Paris-Attack-November-13-2-570x380

Salah Satu Situasi Setelah Serangan Teror di Restoran Paris (Foto :dvdbash)

Kejadian serangan teror di Paris Jumat (13/11/2015) telah menghentak dan menyadarkan baik masyarakat Eropa, khususnya Perancis dan Belgia bahwa ada bahaya yang mematikan di sekitar mereka. Setelah  dilakukan pengejaran terhadap pelaku serta para suport agent, terbuka bahwa kelompok ini disimpulkan sel dari ISIS yang kini berganti nama menjadi Islamic State. Mereka bukan WN Suriah atau Timur Tengah lainnya, dan bukan pengungsi, tetapi teroris itu WN Perancis dan Belgia. Ada yang keturunan dari Aljazair.

Pejabat Perancis mengumumkan bahwa dari 129 korban yang tewas, telah berhasil diidentifikasi  117 orang secara positif. Sementara, selain itu terdapat 221 orang dari 352 orang yang terluka akibat tembakan dan serpihan bom masih dirawat  di rumah sakit, 57 diantaranya berada dalam perawatan intensif karena buruknya kondisi korban.

Apa yang bisa dibaca dan kemudian diperkirakan baik dampak, maupun tujuan lebih lanjut dari aksi teror di Paris? Yang jelas, dan pasti, sasaran teror adalah tekanan psikologis, tujuannya menciptakan rasa takut. Apa motivasi mereka? Itu pertanyaan yang sebenarnya harus dijawab oleh badan Intelijen baik di Eropa maupun belahan dunia lainnya, termasuk di Indonesia.

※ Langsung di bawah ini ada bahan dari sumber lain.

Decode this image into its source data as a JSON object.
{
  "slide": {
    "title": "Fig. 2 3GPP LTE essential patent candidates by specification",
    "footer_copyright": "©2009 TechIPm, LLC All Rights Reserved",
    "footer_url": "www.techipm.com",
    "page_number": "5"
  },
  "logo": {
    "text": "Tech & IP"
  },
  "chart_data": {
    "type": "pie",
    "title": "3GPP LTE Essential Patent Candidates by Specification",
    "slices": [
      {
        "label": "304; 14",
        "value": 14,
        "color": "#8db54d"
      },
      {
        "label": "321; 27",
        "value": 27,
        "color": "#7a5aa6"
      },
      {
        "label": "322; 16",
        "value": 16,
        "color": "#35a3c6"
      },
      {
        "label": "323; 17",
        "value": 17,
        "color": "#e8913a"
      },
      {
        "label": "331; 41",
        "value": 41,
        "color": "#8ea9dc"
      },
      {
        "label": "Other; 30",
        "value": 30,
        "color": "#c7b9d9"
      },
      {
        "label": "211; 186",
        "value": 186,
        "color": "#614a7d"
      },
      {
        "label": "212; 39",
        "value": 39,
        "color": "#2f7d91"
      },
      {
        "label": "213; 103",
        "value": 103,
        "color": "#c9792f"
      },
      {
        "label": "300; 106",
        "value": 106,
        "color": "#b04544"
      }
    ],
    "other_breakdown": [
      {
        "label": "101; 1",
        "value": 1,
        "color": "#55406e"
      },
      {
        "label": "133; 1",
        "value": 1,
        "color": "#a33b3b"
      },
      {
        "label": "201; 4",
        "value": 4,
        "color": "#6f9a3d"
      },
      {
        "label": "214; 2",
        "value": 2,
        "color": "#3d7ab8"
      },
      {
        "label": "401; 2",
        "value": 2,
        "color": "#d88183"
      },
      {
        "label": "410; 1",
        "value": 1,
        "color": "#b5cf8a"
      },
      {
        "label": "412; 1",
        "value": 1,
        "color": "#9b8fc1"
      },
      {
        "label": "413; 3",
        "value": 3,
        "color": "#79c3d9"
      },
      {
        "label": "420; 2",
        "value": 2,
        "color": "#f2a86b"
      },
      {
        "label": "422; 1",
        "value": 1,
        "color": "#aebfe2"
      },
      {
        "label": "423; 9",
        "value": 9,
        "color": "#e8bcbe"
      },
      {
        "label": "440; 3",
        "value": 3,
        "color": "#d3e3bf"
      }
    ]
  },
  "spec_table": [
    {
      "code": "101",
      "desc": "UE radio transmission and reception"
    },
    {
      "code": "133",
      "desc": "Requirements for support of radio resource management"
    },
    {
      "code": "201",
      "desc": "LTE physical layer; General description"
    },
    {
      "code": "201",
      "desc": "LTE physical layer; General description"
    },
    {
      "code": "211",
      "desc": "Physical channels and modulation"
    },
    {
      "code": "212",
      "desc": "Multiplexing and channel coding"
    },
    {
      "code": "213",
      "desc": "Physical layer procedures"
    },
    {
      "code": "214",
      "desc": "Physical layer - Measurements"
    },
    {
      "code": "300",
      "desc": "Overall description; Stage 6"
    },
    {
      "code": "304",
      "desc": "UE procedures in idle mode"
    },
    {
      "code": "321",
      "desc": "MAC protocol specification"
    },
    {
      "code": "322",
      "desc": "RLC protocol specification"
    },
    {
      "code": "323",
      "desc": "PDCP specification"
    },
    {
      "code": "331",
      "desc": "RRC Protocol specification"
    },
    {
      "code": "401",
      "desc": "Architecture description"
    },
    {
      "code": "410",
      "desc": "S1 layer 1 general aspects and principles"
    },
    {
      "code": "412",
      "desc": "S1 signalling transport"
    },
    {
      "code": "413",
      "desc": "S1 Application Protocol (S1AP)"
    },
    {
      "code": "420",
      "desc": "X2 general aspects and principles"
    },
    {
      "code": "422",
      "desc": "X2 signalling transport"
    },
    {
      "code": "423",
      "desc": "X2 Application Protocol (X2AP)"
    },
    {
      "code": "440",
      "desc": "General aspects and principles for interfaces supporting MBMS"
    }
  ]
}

Penulis memerhati serangan Paris dilakukan oleh kelompok militan, sel yang dibentuk di Belgia dan dikembangkan di Perancis oleh tim terlatih dan kemungkinan besar mendapat dukungan di internal Perancis. Mereka dikenal sebagai homegrown terrorism, dengan motivasi politik, menganggap dirinya sendiri (kelompoknya) sebagai sebuah instrumen pengadilan. Mereka menyerang Perancis untuk memberikan hukuman. Sebetulnya mereka juga merencanakan serangan kedua pada tanggal 19 November 2015 di Perancis, tetapi kemudian gagal.

Serangan dengan nilai tinggi dengan  unsur pendadakan itu bukan hanya sekedar membunuh korbannya dengan kejam, tetapi yang perlu diwaspadai aksi tersebut akan menginspirasi serta memotivasi sel serupa lainnya di belahan dunia lainnya, termasuk di Indonesia.

Pemberitaan media yang demikian gencar telah menyebarkan akibat teror, dimana negara sebesar Perancis dan kini Belgia terpaksa mengumumkan darurat bahaya. Pemerintah kedua negara khawatir akan ada lagi serangan dari sel yang lolos dari penyergapan. Demikian besar ketakutan yang ditimbulkan sebagai akibat penyerangan bunuh diri dari hanya sekitar 10 teroris itu. Nah, aksi yang dipimpin oleh Abdelhamid Abaaoud (kemudian tewas disergap), kini memberikan inspirasi keseluruh dunia, bahwa dengan sel terbatas yang siap mati, mampu menciptakan ketakutan baik terhadap pemerintah maupun masyarakat sebuah negara. Mengapa? Karena teror adalah aksi nyata.

perencana serangan Paris
Perencana dan pimpinan teror di Paris Jumat, 13 November 2015, tewas disergap Polisi Perancis            (Sumber Foto : theguardian)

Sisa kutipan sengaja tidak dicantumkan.